In recent years, the development of the AI industry has entered a phase of accelerated differentiation. ChatGPT and Claude have gradually embarked on two entirely distinct paths. The latest user reports from OpenAI and Anthropic reveal the underlying logic behind this trend and reflect the potential direction of future technology and business models.
According to the data, ChatGPT has established itself as a "general-purpose assistant." As of July 2025, its weekly active users have exceeded 700 million. The user base has expanded from early adopters primarily consisting of technical professionals to white-collar workers across various industries, with the proportion of female users rising to 52%. In terms of usage scenarios, ChatGPT primarily serves daily life and office needs, focusing on information queries, document writing, and practical guidance, which account for nearly 80% of its use. In contrast, technical demands such as programming have decreased to 5%, indicating that its development direction is gradually moving away from specialized fields and toward high-frequency applications for the general public. Its advantage lies in its massive user base and the resulting network effects.
Claude's strategic path, however, is entirely different. Its user distribution is more concentrated among knowledge workers in developed economies, with core scenarios centered on software engineering and professional automation. Reports show that programming-related tasks consistently account for 36%–40% of its usage, while automated command-based tasks have significantly increased over eight months, rising from 27% to 39%. Among enterprise-level paying users, a staggering 77% of conversations operate in automated mode, demonstrating Claude's advantage in deeply integrating into enterprise workflows and improving execution efficiency. Its competitive barrier lies in specialization and efficient execution, rather than mass adoption.

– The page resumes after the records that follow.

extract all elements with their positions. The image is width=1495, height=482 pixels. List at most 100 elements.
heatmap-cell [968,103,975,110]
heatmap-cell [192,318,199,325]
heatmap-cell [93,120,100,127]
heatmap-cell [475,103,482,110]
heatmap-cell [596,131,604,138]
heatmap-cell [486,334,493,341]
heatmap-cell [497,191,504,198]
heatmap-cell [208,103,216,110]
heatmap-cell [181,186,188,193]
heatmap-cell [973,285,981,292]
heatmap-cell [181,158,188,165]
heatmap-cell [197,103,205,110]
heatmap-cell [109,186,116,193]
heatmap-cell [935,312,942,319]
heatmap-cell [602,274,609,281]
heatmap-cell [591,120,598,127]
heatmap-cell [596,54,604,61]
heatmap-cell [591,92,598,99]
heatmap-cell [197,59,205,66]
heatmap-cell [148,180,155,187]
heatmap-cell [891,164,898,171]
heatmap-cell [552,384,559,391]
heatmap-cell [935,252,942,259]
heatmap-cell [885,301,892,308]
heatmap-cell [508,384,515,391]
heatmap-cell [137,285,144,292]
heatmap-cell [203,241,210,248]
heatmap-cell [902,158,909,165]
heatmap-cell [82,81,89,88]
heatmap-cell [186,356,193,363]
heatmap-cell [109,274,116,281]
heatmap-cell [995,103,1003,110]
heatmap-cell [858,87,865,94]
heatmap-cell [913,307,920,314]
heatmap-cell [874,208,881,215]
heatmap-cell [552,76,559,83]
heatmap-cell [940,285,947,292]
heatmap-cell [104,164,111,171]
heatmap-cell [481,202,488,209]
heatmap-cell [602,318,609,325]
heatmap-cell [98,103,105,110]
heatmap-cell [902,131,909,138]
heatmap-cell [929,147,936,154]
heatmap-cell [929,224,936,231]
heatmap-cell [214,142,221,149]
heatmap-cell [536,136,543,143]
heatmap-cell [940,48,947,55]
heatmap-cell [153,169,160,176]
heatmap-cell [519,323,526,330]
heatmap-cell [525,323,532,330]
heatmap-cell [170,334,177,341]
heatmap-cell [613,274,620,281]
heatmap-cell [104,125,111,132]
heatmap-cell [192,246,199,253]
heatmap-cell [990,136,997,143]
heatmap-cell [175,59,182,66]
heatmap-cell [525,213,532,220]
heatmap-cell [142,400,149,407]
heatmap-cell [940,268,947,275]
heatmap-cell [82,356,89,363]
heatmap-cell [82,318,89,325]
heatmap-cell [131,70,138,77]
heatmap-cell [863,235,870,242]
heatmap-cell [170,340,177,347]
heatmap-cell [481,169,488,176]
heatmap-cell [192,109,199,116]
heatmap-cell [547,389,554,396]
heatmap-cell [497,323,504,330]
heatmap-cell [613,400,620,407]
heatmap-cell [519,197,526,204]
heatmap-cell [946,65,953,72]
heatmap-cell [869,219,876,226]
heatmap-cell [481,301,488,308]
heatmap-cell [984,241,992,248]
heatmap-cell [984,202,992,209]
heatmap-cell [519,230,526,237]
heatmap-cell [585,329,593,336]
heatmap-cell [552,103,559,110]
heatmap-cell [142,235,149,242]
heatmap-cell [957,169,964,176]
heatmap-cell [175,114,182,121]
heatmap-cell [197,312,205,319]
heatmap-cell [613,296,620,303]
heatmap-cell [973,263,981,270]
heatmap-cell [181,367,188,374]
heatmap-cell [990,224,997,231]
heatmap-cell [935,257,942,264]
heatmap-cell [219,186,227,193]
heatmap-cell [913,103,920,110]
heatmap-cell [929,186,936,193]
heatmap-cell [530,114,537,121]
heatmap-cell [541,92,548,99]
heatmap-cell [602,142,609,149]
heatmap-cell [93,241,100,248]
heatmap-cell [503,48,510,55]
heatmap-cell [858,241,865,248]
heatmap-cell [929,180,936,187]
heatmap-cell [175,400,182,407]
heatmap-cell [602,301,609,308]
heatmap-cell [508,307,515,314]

This divergence offers three key insights for the industry. First, the differentiation in programming scenarios signals the rise of industry-customized AI tools, with future developments likely to include "AI-native toolchains" deeply integrated into specific industry workflows. Second, the high automation rate indicates that AI in enterprises is rapidly shifting from "assistance" to "replacement," particularly in standardized processes such as financial reporting, contract review, and data analysis, where value will be unlocked first. Finally, the differences in collaboration and automation models reveal the evolution of AI business models: early stages focus on replacement, while maturity leads to a phase of human-machine collaboration creating new value.
In summary, ChatGPT is evolving into a general-purpose tool for the masses, while Claude is deepening its focus on enterprise and professional scenarios. Their divergence not only shapes different product strategies but also offers new perspectives for investors and entrepreneurs: Should they create an "AI assistant" for everyone or develop "productivity tools" embedded in specific industries? The answer may determine the landscape of the AI ecosystem in the coming years.